Postbank sieht kaum Risiken für die Stabilität der Gemeinschaftswährung

Griechenland, Irland und Portugal – bereits drei Euro-Länder mussten wegen zu hoher Staatsschulden unter den europäischen Rettungsschirm schlüpfen. Den Euro selbst scheint das als Währung kalt zu lassen. Mit aktuell 1,44 Dollar notiert der Euro gegenüber der US-Währung nur leicht unter dem Niveau vor Ausbruch der Krise in Griechenland Ende 2009.
Was aber, wenn die Krise weiter voranschreitet und tatsächlich ein größerer Zahlungsausfall eines Mitgliedslandes zu verzeichnen wäre? Drohen dann „argentinische Verhältnisse“? 2001 verlor der argentinische Peso gegenüber dem Dollar nach dem Zahlungsausfall des Staates und Freigabe des Wechselkurses innerhalb kürzester Zeit fast 75 Prozent. „Nein“, sagt Dr. Bargel, der Chefvolkswirt der Deutschen Postbank AG. „Der Euro ist als Gemeinschaftswährung mehrerer Volkswirtschaften sehr viel weniger anfällig für Schwankungen als kleine `nationale´ Währungen. Wir rechnen selbst bei einer weiteren Verschärfung der Krise nur mit einem Abwertungspotenzial gegenüber dem US-Dollar von höchstens 15 bis 20 Prozent.“

Die Volkswirte der Bonner Bank sehen drei wichtige Gründe für die relativ hohe Stabilität des Euro:

1. Flexibler Wechselkurs. Der Euro ist im Gegensatz zu Währungen, die in der Vergangenheit dramatische Abwertungen erlitten, nicht an eine Leitwährung gekettet. Sein Preis bildet sich frei am Markt und spiegelt die relative Stärke der europäischen Volkswirtschaften wider. Dramatische Abwertungen traten in der Vergangenheit meist bei Währungen auf, die vor Ausbruch einer Verschuldungskrise an eine Leitwährung gekoppelt und stark überbewertet waren. Oft war die dann folgende Abwertung sogar ein Teil der Rettungsstrategie. Eine signifikante Fehlbewertung des Euro gegenüber anderen großen Währungen ist aktuell nicht festzustellen.

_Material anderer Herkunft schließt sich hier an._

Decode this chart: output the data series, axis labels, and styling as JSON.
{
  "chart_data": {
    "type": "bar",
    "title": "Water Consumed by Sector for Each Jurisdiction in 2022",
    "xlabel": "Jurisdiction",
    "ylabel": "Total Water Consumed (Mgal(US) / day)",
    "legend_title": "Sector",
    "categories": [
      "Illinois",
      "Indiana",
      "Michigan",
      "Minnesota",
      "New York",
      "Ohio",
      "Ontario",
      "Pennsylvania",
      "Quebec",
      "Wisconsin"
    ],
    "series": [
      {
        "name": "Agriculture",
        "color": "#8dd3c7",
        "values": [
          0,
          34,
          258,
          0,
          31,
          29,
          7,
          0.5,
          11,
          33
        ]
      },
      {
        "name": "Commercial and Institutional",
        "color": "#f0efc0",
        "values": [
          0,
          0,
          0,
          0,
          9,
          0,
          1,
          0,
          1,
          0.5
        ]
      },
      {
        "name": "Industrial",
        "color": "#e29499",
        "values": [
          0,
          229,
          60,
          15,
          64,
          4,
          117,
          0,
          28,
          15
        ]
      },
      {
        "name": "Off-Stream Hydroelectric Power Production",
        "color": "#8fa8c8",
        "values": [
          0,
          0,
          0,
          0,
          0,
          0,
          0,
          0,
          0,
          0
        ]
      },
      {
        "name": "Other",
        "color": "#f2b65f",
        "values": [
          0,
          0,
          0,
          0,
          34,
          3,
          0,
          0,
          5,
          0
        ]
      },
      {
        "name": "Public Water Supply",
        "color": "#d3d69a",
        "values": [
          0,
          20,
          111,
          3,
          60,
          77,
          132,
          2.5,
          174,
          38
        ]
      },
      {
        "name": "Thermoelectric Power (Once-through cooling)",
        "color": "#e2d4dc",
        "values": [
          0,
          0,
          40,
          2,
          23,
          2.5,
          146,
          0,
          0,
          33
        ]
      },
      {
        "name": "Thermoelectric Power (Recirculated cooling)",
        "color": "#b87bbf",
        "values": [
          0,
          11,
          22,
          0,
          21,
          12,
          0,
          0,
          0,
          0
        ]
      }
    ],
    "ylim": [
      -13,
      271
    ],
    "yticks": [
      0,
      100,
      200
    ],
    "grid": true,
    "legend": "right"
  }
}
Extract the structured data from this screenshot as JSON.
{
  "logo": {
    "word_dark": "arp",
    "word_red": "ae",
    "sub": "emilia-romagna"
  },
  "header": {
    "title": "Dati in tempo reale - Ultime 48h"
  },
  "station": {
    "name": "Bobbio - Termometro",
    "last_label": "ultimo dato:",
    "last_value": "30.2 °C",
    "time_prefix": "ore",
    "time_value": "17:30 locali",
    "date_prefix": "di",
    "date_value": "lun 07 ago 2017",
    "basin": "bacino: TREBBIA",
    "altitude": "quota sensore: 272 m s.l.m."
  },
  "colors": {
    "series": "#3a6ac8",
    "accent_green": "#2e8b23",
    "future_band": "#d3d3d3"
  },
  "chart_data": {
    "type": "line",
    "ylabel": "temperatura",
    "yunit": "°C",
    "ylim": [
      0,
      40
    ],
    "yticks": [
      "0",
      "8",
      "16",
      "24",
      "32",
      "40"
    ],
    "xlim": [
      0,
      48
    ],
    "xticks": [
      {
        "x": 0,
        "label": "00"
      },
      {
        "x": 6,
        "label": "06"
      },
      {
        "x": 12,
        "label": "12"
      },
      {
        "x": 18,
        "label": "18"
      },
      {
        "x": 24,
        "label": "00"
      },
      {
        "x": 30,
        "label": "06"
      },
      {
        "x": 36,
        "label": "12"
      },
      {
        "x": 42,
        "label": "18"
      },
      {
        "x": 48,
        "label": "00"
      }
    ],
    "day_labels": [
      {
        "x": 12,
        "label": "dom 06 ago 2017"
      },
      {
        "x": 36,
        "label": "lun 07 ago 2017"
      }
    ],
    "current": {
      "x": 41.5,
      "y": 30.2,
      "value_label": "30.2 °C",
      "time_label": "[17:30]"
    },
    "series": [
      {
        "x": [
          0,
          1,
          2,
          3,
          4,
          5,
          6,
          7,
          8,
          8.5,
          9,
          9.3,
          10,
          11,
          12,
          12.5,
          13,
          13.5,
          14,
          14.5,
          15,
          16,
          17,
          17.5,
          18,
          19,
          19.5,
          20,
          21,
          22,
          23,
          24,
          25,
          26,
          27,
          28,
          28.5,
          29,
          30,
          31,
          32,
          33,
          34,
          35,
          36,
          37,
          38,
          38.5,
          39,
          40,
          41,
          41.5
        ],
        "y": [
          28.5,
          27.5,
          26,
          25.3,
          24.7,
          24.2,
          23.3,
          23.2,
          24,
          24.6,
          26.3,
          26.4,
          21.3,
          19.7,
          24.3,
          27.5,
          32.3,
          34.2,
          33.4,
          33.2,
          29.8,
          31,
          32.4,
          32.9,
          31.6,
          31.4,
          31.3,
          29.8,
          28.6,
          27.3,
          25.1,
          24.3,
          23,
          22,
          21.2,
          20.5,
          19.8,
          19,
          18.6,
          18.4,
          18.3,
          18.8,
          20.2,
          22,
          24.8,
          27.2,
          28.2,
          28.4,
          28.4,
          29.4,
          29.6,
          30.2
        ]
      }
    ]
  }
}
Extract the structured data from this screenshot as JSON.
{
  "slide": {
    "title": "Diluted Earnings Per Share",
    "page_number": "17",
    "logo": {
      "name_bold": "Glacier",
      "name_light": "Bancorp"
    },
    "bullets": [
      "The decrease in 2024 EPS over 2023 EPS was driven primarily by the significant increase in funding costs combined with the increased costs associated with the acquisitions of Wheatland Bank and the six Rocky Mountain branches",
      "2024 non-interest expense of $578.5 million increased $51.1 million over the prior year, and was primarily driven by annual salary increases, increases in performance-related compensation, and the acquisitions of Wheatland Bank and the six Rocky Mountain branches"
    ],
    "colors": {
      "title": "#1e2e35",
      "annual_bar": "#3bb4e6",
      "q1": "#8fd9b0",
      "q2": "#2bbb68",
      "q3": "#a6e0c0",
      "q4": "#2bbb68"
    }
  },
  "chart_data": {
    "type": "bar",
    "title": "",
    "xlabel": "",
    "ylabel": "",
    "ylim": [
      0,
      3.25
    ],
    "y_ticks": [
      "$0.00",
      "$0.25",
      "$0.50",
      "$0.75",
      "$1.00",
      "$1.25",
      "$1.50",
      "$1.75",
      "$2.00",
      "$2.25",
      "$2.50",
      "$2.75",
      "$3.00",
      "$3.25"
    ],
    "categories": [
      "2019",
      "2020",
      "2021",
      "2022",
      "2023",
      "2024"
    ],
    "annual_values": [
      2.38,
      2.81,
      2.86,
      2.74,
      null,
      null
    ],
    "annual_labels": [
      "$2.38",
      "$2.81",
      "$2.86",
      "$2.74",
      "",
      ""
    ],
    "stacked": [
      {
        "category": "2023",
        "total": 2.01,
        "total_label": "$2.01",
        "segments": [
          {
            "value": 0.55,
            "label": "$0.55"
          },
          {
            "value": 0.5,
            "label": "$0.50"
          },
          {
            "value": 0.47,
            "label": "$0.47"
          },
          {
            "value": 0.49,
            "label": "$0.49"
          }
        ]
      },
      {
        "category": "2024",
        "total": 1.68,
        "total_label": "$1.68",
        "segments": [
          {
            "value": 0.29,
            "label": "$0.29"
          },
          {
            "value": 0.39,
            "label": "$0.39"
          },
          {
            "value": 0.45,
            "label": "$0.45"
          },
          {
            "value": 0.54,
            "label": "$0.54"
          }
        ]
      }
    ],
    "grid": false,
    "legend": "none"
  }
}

2. Starke Gemeinschaft. Hinter dem Euro steht die Wirtschaftskraft der gesamten Währungsunion. Zusammengenommen haben die Staaten, die sich unter dem europäischen Rettungsschirm befinden, nur einen Anteil von etwas mehr als sechs Prozent am Bruttoinlandsprodukt der Eurozone. Werden Spanien (11,7 Prozent) und Italien (17,1 Prozent) als weitere mögliche Problemländer hinzugerechnet, steigt der Anteil auf ein Drittel der Wirtschaftsleistung.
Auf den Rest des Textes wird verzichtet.